I muttered, "My mother's dead", constantly in between crying spells. I felt immense guilt in those first few weeks. Guilt because I waited so long to write to my mother. Guilt for not checking up on her more. Yes, I know it’s not the responsibility of the child to maintain the relationship, but I still had immense guilt over all the ways I didn’t break myself in pursuit of her love.
Then there was the guilt for falling apart in front of my kids. I was supposed to be super mom, like a robot made of steel, and in those first weeks’ most days I had enough energy to accomplish whatever death-related tasks there were and then I collapsed. On days when there weren’t death-related responsibilities to weed through I tried to get in a few hours of work while parenting the kids. I tried to feel normal. By lunchtime, I was mute, numb, and distant. I spent hours under a blanket wondering how it was possible to feel as if I was being ripped from the inside out over a woman whose birthday I didn’t even know until I had to file paperwork for the death certificate. I often asked myself if I had the right to grieve so intensely for a woman whom I had spent most of my adult life pretending didn’t exist. I sat in confusion at the depths of my grief, perplexed by how deeply death could cut.

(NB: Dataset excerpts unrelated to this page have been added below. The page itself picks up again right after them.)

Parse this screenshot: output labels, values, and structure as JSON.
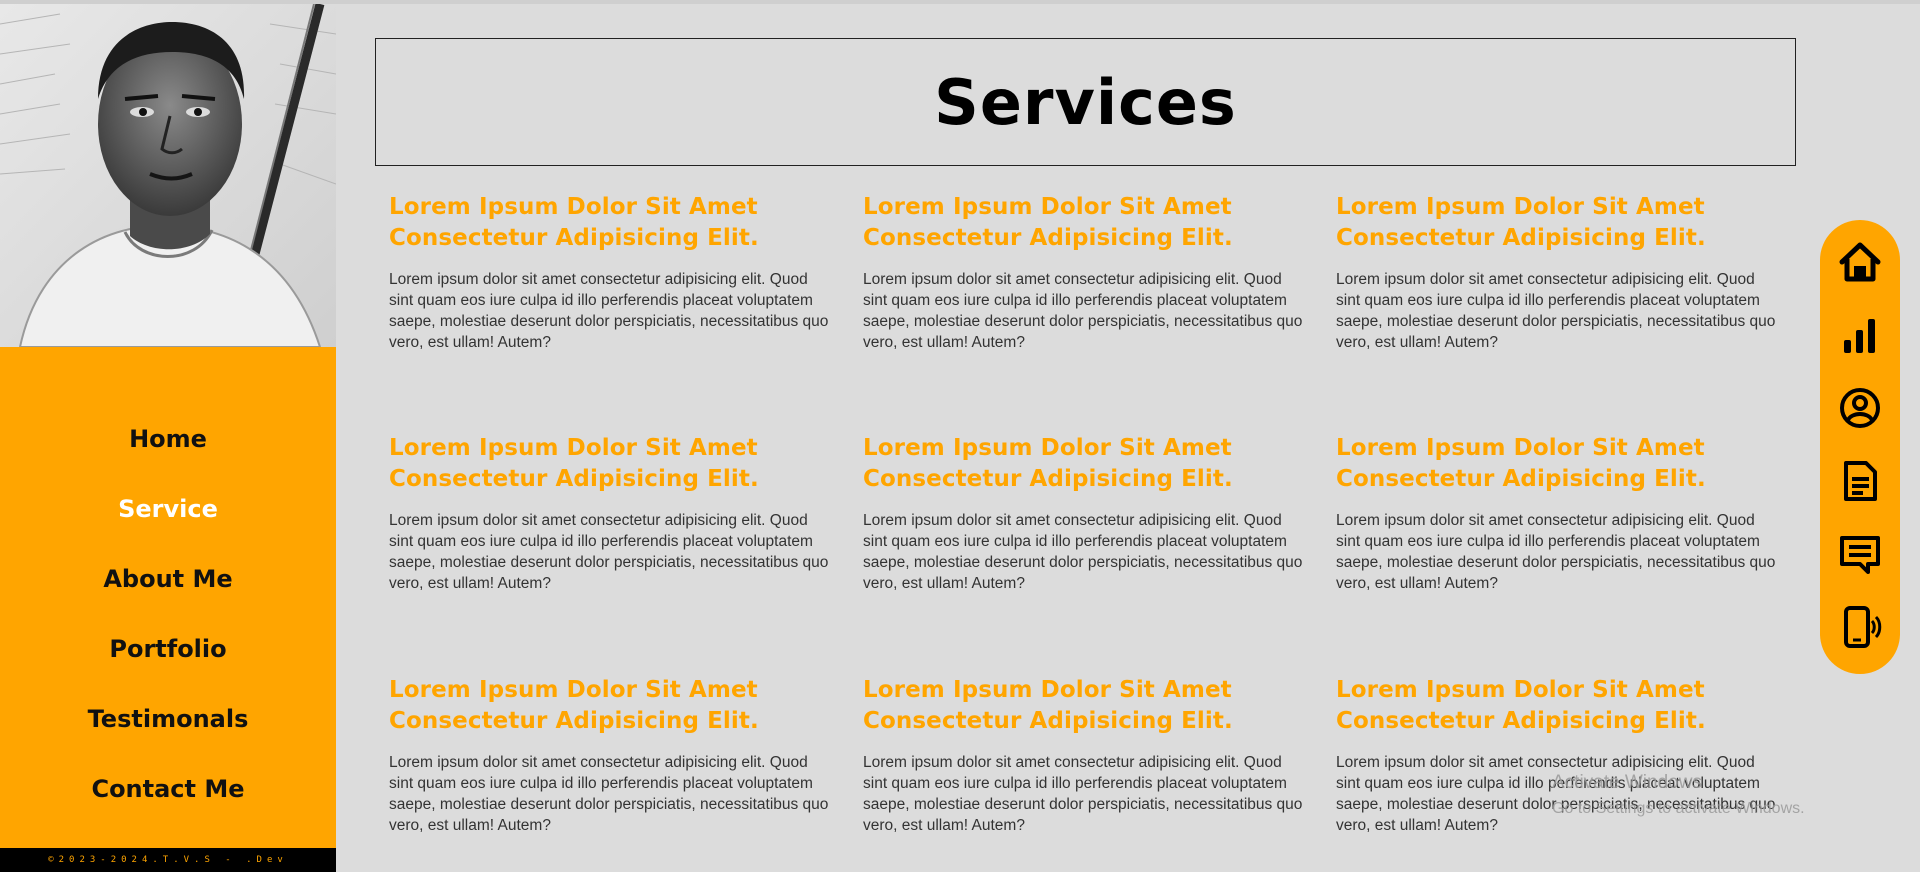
{
  "sidebar": {
    "portrait_alt": "Portrait sketch",
    "nav": [
      {
        "label": "Home",
        "active": false
      },
      {
        "label": "Service",
        "active": true
      },
      {
        "label": "About Me",
        "active": false
      },
      {
        "label": "Portfolio",
        "active": false
      },
      {
        "label": "Testimonals",
        "active": false
      },
      {
        "label": "Contact Me",
        "active": false
      }
    ],
    "footer": "©2023-2024.T.V.S - .Dev"
  },
  "main": {
    "title": "Services",
    "cards": [
      {
        "heading": "Lorem Ipsum Dolor Sit Amet Consectetur Adipisicing Elit.",
        "body": "Lorem ipsum dolor sit amet consectetur adipisicing elit. Quod sint quam eos iure culpa id illo perferendis placeat voluptatem saepe, molestiae deserunt dolor perspiciatis, necessitatibus quo vero, est ullam! Autem?"
      },
      {
        "heading": "Lorem Ipsum Dolor Sit Amet Consectetur Adipisicing Elit.",
        "body": "Lorem ipsum dolor sit amet consectetur adipisicing elit. Quod sint quam eos iure culpa id illo perferendis placeat voluptatem saepe, molestiae deserunt dolor perspiciatis, necessitatibus quo vero, est ullam! Autem?"
      },
      {
        "heading": "Lorem Ipsum Dolor Sit Amet Consectetur Adipisicing Elit.",
        "body": "Lorem ipsum dolor sit amet consectetur adipisicing elit. Quod sint quam eos iure culpa id illo perferendis placeat voluptatem saepe, molestiae deserunt dolor perspiciatis, necessitatibus quo vero, est ullam! Autem?"
      },
      {
        "heading": "Lorem Ipsum Dolor Sit Amet Consectetur Adipisicing Elit.",
        "body": "Lorem ipsum dolor sit amet consectetur adipisicing elit. Quod sint quam eos iure culpa id illo perferendis placeat voluptatem saepe, molestiae deserunt dolor perspiciatis, necessitatibus quo vero, est ullam! Autem?"
      },
      {
        "heading": "Lorem Ipsum Dolor Sit Amet Consectetur Adipisicing Elit.",
        "body": "Lorem ipsum dolor sit amet consectetur adipisicing elit. Quod sint quam eos iure culpa id illo perferendis placeat voluptatem saepe, molestiae deserunt dolor perspiciatis, necessitatibus quo vero, est ullam! Autem?"
      },
      {
        "heading": "Lorem Ipsum Dolor Sit Amet Consectetur Adipisicing Elit.",
        "body": "Lorem ipsum dolor sit amet consectetur adipisicing elit. Quod sint quam eos iure culpa id illo perferendis placeat voluptatem saepe, molestiae deserunt dolor perspiciatis, necessitatibus quo vero, est ullam! Autem?"
      },
      {
        "heading": "Lorem Ipsum Dolor Sit Amet Consectetur Adipisicing Elit.",
        "body": "Lorem ipsum dolor sit amet consectetur adipisicing elit. Quod sint quam eos iure culpa id illo perferendis placeat voluptatem saepe, molestiae deserunt dolor perspiciatis, necessitatibus quo vero, est ullam! Autem?"
      },
      {
        "heading": "Lorem Ipsum Dolor Sit Amet Consectetur Adipisicing Elit.",
        "body": "Lorem ipsum dolor sit amet consectetur adipisicing elit. Quod sint quam eos iure culpa id illo perferendis placeat voluptatem saepe, molestiae deserunt dolor perspiciatis, necessitatibus quo vero, est ullam! Autem?"
      },
      {
        "heading": "Lorem Ipsum Dolor Sit Amet Consectetur Adipisicing Elit.",
        "body": "Lorem ipsum dolor sit amet consectetur adipisicing elit. Quod sint quam eos iure culpa id illo perferendis placeat voluptatem saepe, molestiae deserunt dolor perspiciatis, necessitatibus quo vero, est ullam! Autem?"
      }
    ]
  },
  "float_nav": {
    "icons": [
      "home-icon",
      "chart-icon",
      "user-circle-icon",
      "document-icon",
      "message-icon",
      "phone-icon"
    ]
  },
  "watermark": {
    "line1": "Activate Windows",
    "line2": "Go to Settings to activate Windows."
  },
  "colors": {
    "accent": "#ffa500",
    "background": "#dcdcdc",
    "footer_bg": "#000000"
  }
}
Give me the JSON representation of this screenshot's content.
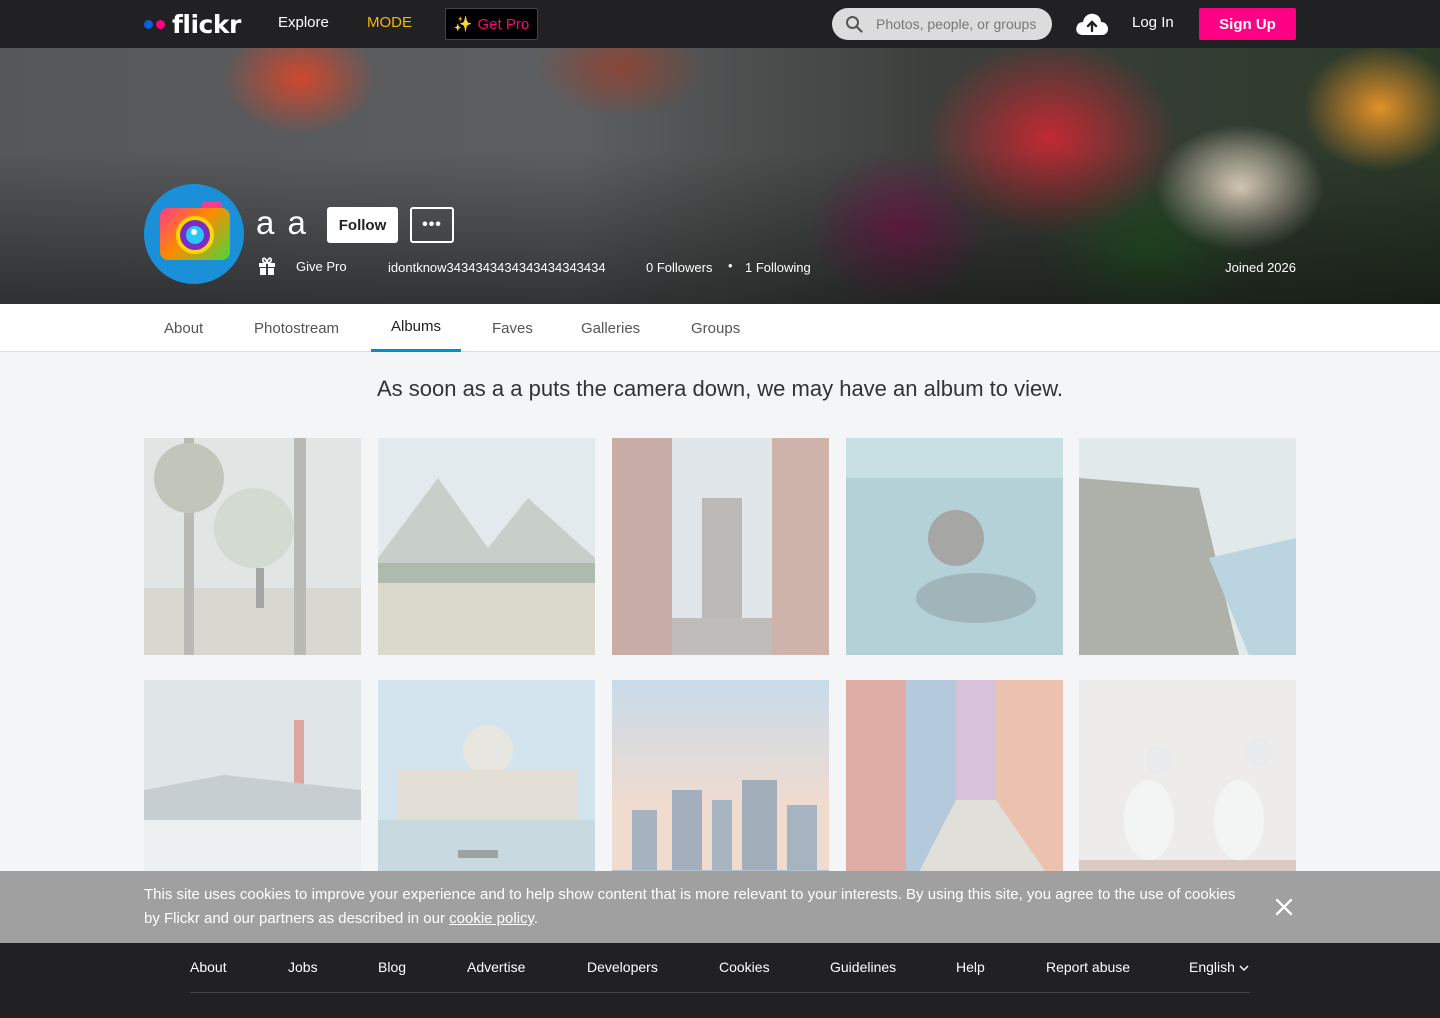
{
  "nav": {
    "logo": "flickr",
    "explore": "Explore",
    "mode": "MODE",
    "get_pro": "Get Pro",
    "search_placeholder": "Photos, people, or groups",
    "login": "Log In",
    "signup": "Sign Up"
  },
  "profile": {
    "real_name": "a a",
    "follow": "Follow",
    "more": "•••",
    "give_pro": "Give Pro",
    "username": "idontknow3434343434343434343434",
    "followers": "0 Followers",
    "separator": "•",
    "following": "1 Following",
    "joined": "Joined 2026"
  },
  "tabs": [
    "About",
    "Photostream",
    "Albums",
    "Faves",
    "Galleries",
    "Groups"
  ],
  "active_tab": "Albums",
  "empty_message": "As soon as a a puts the camera down, we may have an album to view.",
  "cookie": {
    "text": "This site uses cookies to improve your experience and to help show content that is more relevant to your interests. By using this site, you agree to the use of cookies by Flickr and our partners as described in our",
    "link": "cookie policy",
    "end": "."
  },
  "footer": {
    "links": [
      "About",
      "Jobs",
      "Blog",
      "Advertise",
      "Developers",
      "Cookies",
      "Guidelines",
      "Help",
      "Report abuse",
      "English"
    ]
  },
  "colors": {
    "nav_bg": "#212124",
    "brand_blue": "#0063dc",
    "brand_pink": "#ff0084",
    "mode_yellow": "#f5b800",
    "tab_active": "#008ecf"
  }
}
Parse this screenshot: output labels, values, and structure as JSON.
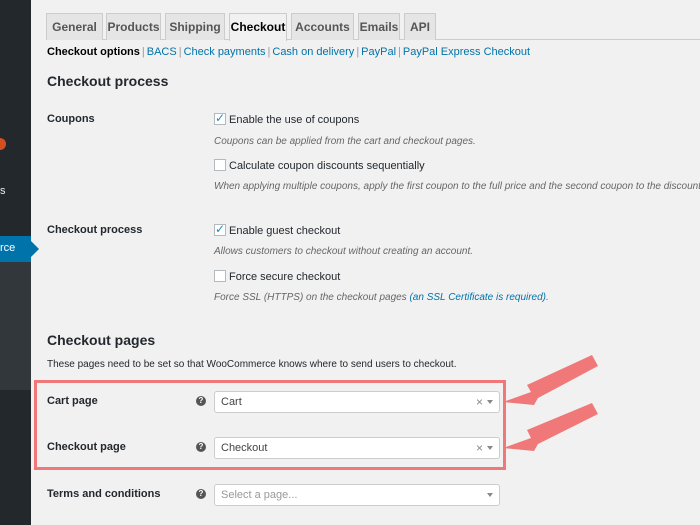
{
  "sidebar": {
    "fragment_s": "s",
    "active_fragment": "rce"
  },
  "tabs": [
    "General",
    "Products",
    "Shipping",
    "Checkout",
    "Accounts",
    "Emails",
    "API"
  ],
  "active_tab": "Checkout",
  "subnav": {
    "current": "Checkout options",
    "links": [
      "BACS",
      "Check payments",
      "Cash on delivery",
      "PayPal",
      "PayPal Express Checkout"
    ]
  },
  "checkout_process": {
    "heading": "Checkout process",
    "coupons": {
      "label": "Coupons",
      "enable_label": "Enable the use of coupons",
      "enable_checked": true,
      "enable_desc": "Coupons can be applied from the cart and checkout pages.",
      "sequential_label": "Calculate coupon discounts sequentially",
      "sequential_checked": false,
      "sequential_desc": "When applying multiple coupons, apply the first coupon to the full price and the second coupon to the discounted"
    },
    "process": {
      "label": "Checkout process",
      "guest_label": "Enable guest checkout",
      "guest_checked": true,
      "guest_desc": "Allows customers to checkout without creating an account.",
      "secure_label": "Force secure checkout",
      "secure_checked": false,
      "secure_desc_prefix": "Force SSL (HTTPS) on the checkout pages ",
      "secure_desc_link": "(an SSL Certificate is required)",
      "secure_desc_suffix": "."
    }
  },
  "checkout_pages": {
    "heading": "Checkout pages",
    "intro": "These pages need to be set so that WooCommerce knows where to send users to checkout.",
    "cart": {
      "label": "Cart page",
      "value": "Cart"
    },
    "checkout": {
      "label": "Checkout page",
      "value": "Checkout"
    },
    "terms": {
      "label": "Terms and conditions",
      "placeholder": "Select a page..."
    }
  },
  "icons": {
    "help": "?",
    "clear": "×"
  },
  "colors": {
    "accent": "#0073aa",
    "highlight": "#f07878",
    "sidebar": "#23282d"
  }
}
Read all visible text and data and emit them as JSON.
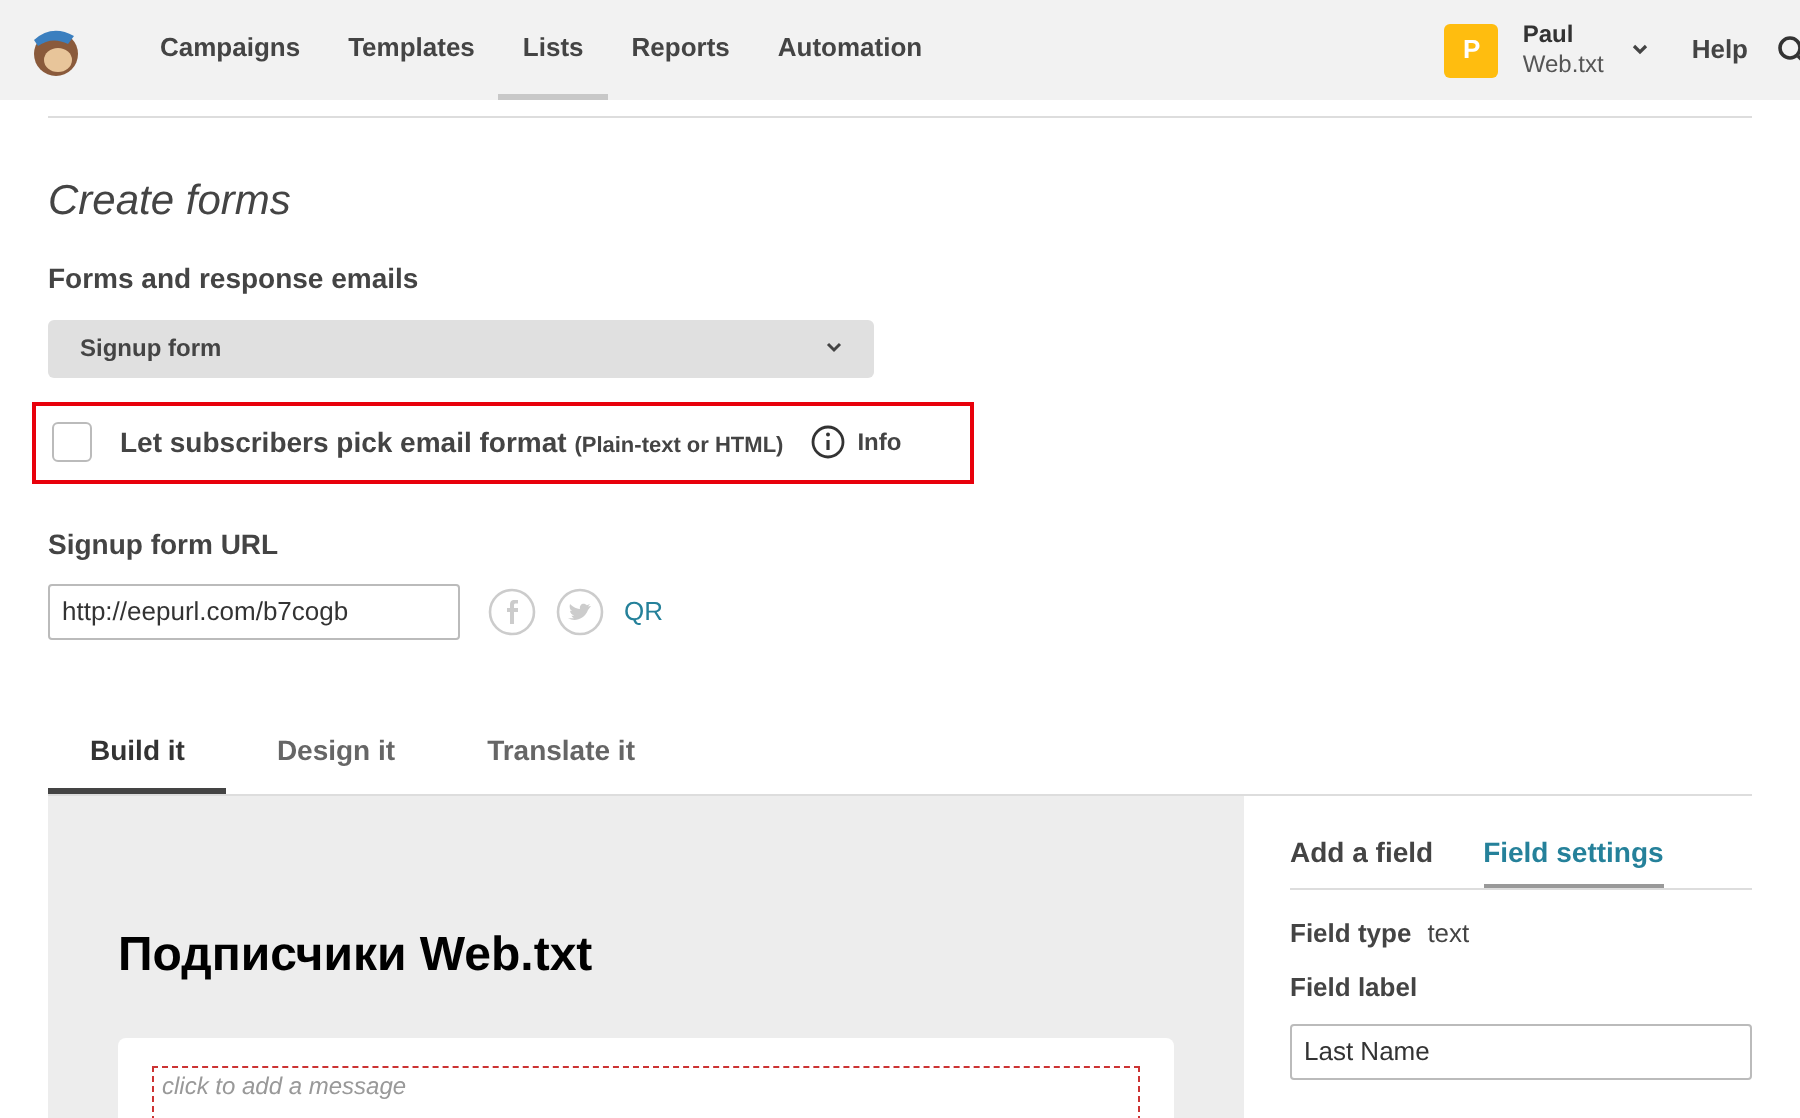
{
  "nav": {
    "items": [
      {
        "label": "Campaigns",
        "selected": false
      },
      {
        "label": "Templates",
        "selected": false
      },
      {
        "label": "Lists",
        "selected": true
      },
      {
        "label": "Reports",
        "selected": false
      },
      {
        "label": "Automation",
        "selected": false
      }
    ],
    "avatar": "P",
    "user_name": "Paul",
    "account": "Web.txt",
    "help": "Help"
  },
  "page_title": "Create forms",
  "forms_label": "Forms and response emails",
  "form_select": "Signup form",
  "format_option": {
    "label": "Let subscribers pick email format",
    "note": "(Plain-text or HTML)",
    "checked": false,
    "info": "Info"
  },
  "url_label": "Signup form URL",
  "url_value": "http://eepurl.com/b7cogb",
  "qr": "QR",
  "tabs": [
    {
      "label": "Build it",
      "selected": true
    },
    {
      "label": "Design it",
      "selected": false
    },
    {
      "label": "Translate it",
      "selected": false
    }
  ],
  "preview": {
    "title": "Подписчики Web.txt",
    "message_placeholder": "click to add a message"
  },
  "side_tabs": [
    {
      "label": "Add a field",
      "selected": false
    },
    {
      "label": "Field settings",
      "selected": true
    }
  ],
  "field_type_label": "Field type",
  "field_type": "text",
  "field_label_label": "Field label",
  "field_label_value": "Last Name"
}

As I look back on the day that started it all, I now know that version of me that looked back in the mirror. She was the fractured remains of the woman who attempted to hold various versions of herself together with sarcasm, humor, and a well-built wall. Over the past few months, I’ve tried to apply Kintsugi, the Japanese method for repairing broken pottery, to the mending of my heart and soul. Filling in the gaps with the gold of healing instead of poorly supergluing everything together with rage and trauma responses. It hasn’t been easy. I can still feel the agony that lived inside of me those first few hours and days. The gut-wrenching pain that left me naked on the bathroom floor drowning in sobs as I gasped for a life raft while having to confront decades of pain that I pushed down and did my best to ignore.
I am not the person I was before that phone call on that summer morning. I’m not the person who stared back at me in that travel center bathroom. I’m not the person who stepped out of the funeral home desperate for air. But I remember each of those versions of me, the pain they felt, and the companions who helped them through those iterations of self.
My mother’s death has forced me to evolve in new and unexpected ways and as I continue to morph into who I shall be after this moment in time I have to find solace in the fact that while I am not who I was, who I was is still apart of me. Those memories. Those emotions. They are still there, and they weave a tapestry that will tell my story. I am appreciative of who I have been and hopeful for who I will become.
I’ll leave you with the words of the 11th Doctor because he summed up painful, yet necessary, change eloquently:
But times change, and so must I... We all change, when you think about it, we're all different people; all through our lives, and that's okay, that's good, you've gotta keep moving, so long as you remember all the people that you used to be. I will not forget one line of this, not one day, I swear.